Scandinavian raptor surprise
[Wednesday 22 October 2008]
The easterly winds of the early autumn brought an unprecedented arrival of birds of prey from Scandinavia
to southern and eastern Britain, reveals the British Trust for Ornithology.
In late August and early September there were prolonged easterly winds that brought a host of good birds to
Britain from Scandinavia. Rare and scarce vagrants, as well as commoner migrants, such as Redstarts and Pied
Flycatchers were seen. Most noticeable were Honey Buzzards, reported from many parts of Britain.
Unnoticed among these were an exceptional number of continental Kestrels. During early autumn no fewer than
eight Scandinavian-ringed Kestrels were found along the south and east coasts. All were picked up in poor
condition, and were taken to RSPCA centres and raptor trusts. One was even seen following a tractor in
search of food.
Since the founding of the BTO Ringing Scheme in 1909, there have only been 19 reports of Kestrels from
Norway, 35 from Sweden and 40 from Finland. Kestrels are generally short-distance migrants in Scandinavia,
but this year they have had a fantastic breeding season in both Sweden and Finland. With the population
boosted, perhaps birds were forced to move further than normal.

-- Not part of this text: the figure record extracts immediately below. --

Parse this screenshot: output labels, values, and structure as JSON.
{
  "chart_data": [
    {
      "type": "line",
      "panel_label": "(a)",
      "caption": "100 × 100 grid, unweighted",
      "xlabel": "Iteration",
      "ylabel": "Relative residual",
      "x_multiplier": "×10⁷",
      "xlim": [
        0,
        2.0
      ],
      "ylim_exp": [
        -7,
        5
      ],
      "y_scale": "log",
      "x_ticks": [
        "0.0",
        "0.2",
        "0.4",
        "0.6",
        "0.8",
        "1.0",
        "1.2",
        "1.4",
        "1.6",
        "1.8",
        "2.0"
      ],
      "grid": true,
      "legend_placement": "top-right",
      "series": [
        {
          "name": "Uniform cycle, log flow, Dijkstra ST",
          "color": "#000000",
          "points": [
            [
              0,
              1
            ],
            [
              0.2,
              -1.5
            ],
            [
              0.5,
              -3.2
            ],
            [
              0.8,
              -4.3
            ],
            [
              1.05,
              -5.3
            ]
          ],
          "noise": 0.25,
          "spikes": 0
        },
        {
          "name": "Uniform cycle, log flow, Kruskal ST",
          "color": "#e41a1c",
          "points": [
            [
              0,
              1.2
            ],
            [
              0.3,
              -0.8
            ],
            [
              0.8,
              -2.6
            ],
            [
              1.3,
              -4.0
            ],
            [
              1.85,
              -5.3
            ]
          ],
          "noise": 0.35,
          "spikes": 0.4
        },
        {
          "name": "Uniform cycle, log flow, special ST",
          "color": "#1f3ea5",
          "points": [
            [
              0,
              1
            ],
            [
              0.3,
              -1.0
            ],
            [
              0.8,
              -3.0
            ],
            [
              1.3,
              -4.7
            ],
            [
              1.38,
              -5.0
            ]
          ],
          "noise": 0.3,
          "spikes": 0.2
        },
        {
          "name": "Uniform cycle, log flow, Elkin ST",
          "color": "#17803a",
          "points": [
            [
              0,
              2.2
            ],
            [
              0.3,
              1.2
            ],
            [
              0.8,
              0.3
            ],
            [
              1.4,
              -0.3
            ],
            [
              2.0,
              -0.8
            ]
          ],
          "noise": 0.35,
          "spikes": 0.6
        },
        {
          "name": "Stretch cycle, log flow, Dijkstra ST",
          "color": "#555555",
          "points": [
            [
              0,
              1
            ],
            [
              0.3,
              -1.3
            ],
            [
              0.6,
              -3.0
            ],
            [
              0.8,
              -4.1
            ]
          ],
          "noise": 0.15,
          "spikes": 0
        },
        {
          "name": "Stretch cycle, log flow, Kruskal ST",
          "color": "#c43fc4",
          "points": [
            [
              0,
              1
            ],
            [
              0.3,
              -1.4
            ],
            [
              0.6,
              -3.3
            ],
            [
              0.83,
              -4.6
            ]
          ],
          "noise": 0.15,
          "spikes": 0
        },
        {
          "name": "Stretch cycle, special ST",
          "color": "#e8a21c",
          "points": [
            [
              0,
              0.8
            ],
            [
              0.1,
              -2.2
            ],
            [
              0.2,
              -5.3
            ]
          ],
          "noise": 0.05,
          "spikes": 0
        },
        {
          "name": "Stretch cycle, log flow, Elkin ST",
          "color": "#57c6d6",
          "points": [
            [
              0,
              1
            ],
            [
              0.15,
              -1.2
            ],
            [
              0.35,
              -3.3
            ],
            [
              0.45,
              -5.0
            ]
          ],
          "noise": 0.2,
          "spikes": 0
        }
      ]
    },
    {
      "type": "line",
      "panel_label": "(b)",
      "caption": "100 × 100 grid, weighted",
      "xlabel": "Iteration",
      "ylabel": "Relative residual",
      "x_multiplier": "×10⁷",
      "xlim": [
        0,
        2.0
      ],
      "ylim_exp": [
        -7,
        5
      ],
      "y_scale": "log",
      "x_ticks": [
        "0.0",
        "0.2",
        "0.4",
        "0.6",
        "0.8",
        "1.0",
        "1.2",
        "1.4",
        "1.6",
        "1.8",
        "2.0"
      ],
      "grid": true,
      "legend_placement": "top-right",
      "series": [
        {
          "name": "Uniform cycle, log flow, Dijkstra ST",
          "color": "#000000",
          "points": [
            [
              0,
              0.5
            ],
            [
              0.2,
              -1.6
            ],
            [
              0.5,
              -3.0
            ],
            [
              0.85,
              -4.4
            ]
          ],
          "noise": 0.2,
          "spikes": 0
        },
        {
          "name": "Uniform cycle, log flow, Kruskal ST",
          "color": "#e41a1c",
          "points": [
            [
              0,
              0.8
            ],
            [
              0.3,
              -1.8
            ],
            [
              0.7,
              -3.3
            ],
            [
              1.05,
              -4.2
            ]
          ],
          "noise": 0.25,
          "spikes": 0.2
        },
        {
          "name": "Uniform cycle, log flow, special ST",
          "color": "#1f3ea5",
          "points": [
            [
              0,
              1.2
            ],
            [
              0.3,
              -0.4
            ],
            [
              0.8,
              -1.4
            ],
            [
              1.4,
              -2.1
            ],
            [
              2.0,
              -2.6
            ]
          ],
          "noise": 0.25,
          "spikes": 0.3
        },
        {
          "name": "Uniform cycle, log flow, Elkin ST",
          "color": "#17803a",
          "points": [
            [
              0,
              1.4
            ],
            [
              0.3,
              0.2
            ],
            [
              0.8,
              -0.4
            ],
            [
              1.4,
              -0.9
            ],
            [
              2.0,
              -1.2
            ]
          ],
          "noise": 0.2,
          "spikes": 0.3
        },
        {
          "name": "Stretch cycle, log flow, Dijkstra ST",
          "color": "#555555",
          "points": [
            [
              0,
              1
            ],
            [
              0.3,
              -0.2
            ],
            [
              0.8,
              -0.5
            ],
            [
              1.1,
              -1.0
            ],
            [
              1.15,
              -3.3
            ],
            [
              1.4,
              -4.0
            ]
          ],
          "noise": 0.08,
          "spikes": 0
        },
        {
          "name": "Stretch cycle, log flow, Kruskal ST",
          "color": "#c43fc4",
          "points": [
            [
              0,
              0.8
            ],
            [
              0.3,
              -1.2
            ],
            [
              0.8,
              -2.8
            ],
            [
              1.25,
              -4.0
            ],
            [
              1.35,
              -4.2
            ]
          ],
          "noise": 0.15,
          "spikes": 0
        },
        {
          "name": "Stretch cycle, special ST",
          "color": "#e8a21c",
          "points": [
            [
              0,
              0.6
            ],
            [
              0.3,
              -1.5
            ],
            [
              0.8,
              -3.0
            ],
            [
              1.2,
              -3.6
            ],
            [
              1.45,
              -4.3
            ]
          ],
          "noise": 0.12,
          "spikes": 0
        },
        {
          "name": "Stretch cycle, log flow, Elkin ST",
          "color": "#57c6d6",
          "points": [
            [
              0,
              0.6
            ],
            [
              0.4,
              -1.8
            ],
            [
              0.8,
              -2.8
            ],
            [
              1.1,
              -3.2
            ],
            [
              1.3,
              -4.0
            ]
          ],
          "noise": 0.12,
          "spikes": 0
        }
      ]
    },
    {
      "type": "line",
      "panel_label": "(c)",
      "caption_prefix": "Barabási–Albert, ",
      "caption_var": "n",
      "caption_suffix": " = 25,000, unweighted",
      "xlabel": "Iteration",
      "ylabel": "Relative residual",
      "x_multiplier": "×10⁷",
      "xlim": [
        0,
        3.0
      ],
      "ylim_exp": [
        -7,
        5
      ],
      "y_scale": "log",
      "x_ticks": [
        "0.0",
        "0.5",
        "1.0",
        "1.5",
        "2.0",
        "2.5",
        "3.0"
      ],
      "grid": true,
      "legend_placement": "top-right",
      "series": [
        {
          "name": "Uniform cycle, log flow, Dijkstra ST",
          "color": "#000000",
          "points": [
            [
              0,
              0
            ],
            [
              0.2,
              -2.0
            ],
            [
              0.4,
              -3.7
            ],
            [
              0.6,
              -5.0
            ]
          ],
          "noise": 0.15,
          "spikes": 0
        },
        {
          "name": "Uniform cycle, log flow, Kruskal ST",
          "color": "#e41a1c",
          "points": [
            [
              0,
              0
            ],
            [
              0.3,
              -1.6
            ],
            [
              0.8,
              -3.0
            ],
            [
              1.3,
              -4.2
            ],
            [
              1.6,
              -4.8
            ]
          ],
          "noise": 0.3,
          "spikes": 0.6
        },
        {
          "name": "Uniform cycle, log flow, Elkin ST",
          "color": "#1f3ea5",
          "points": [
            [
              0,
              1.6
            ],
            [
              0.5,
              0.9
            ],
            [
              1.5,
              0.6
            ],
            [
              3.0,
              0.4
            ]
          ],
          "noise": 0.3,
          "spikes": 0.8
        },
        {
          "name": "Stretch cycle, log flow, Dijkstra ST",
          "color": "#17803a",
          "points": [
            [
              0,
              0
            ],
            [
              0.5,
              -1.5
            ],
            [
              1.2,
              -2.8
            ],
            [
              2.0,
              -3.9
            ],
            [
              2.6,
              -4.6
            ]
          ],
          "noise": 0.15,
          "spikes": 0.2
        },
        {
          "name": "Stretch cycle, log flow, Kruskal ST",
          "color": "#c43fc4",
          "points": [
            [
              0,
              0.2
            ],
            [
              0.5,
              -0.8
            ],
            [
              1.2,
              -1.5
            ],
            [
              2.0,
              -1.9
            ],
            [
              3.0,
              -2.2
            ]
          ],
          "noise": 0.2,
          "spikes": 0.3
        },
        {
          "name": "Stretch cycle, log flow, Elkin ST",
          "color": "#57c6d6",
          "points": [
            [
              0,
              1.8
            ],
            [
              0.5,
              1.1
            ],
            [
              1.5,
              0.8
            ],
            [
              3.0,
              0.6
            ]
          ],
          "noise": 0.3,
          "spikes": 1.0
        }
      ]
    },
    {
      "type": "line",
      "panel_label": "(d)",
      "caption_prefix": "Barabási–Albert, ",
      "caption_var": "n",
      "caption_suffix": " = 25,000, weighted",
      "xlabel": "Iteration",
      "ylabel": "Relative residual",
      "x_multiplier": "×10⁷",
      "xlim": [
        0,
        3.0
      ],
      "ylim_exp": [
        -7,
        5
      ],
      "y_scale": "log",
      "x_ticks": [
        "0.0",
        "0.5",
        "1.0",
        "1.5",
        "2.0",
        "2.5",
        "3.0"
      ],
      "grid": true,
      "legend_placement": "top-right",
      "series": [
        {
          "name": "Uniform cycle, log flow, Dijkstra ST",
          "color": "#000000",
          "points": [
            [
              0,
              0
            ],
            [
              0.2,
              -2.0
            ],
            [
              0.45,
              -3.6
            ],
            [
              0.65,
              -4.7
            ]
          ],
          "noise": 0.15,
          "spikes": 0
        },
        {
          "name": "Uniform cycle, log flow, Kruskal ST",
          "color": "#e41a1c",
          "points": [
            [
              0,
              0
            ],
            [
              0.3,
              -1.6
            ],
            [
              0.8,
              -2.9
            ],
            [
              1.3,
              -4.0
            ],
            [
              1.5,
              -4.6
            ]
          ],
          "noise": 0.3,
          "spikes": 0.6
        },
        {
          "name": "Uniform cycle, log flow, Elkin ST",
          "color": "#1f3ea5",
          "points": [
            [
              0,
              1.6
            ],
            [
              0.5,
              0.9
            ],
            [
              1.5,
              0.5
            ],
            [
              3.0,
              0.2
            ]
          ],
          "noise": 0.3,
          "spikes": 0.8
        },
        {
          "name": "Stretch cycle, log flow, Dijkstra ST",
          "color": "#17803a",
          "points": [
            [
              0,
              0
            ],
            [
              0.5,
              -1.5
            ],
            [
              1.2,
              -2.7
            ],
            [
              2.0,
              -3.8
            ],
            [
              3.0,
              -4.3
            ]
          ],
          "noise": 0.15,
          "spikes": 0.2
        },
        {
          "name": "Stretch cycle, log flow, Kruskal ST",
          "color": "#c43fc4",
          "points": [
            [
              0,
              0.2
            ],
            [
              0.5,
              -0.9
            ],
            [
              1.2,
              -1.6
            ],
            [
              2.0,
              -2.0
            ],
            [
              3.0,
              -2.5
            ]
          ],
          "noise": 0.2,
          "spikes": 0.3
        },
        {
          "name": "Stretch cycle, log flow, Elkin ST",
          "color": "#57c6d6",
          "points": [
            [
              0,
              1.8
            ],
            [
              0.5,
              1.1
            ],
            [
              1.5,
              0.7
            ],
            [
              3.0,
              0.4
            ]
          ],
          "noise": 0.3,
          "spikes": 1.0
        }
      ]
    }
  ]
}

More were recorded at Swedish Bird Observatories than would normally be expected and the birds arriving
in Britain were presumably trying to continue their migration, but arrived in such poor condition that
this wasn’t possible. These birds weren’t just inexperienced juveniles, as several were more than three
Mark Grantham, Population Biologist at the BTO, commented: “It is only thanks to the keen eyes of birders
and the general public that this arrival came to light. Raptor counts from bird observatories and reports
of ringed birds really help us to pick up these movements. Obviously anyone can contribute by looking out
for rings, and if you’re lucky enough to find one, report it online at www.ring.ac.”
The arrival wasn’t just restricted to Kestrels though, as a Norwegian-ringed Peregrine (now in care) was
found in Norfolk and two Swedish Ospreys were also found in poor condition. One was found dying in Dorset
and another was found with a fractured wing in Norfolk. There have been just 16 previous records of
Swedish-ringed Ospreys in Britain, with one from Norway and three from Finland.
See full details of the birds and their place of origin on this map from the BTO.
Comments by NR: it's obviously very good to get information like this so quickly. A few years ago it might have been two years before such information got out into the public domain. The Honey Buzzard component of this article is actually rather small but there seems to be a suggestion that they arrived in late August and early September. While there was some movement then, the major exodus started on 13th September, after the period apparently covered by this article. However, if a Scandinavian-ringed Honey Buzzard had been recorded, then we would all have been very interested. Also it's interesting that the Kestrel were in such poor condition after crossing the North Sea. Why have no Honey Buzzard been recorded in a distressed condition on the east coast? Because of course none has put itself in danger by crossing the North Sea!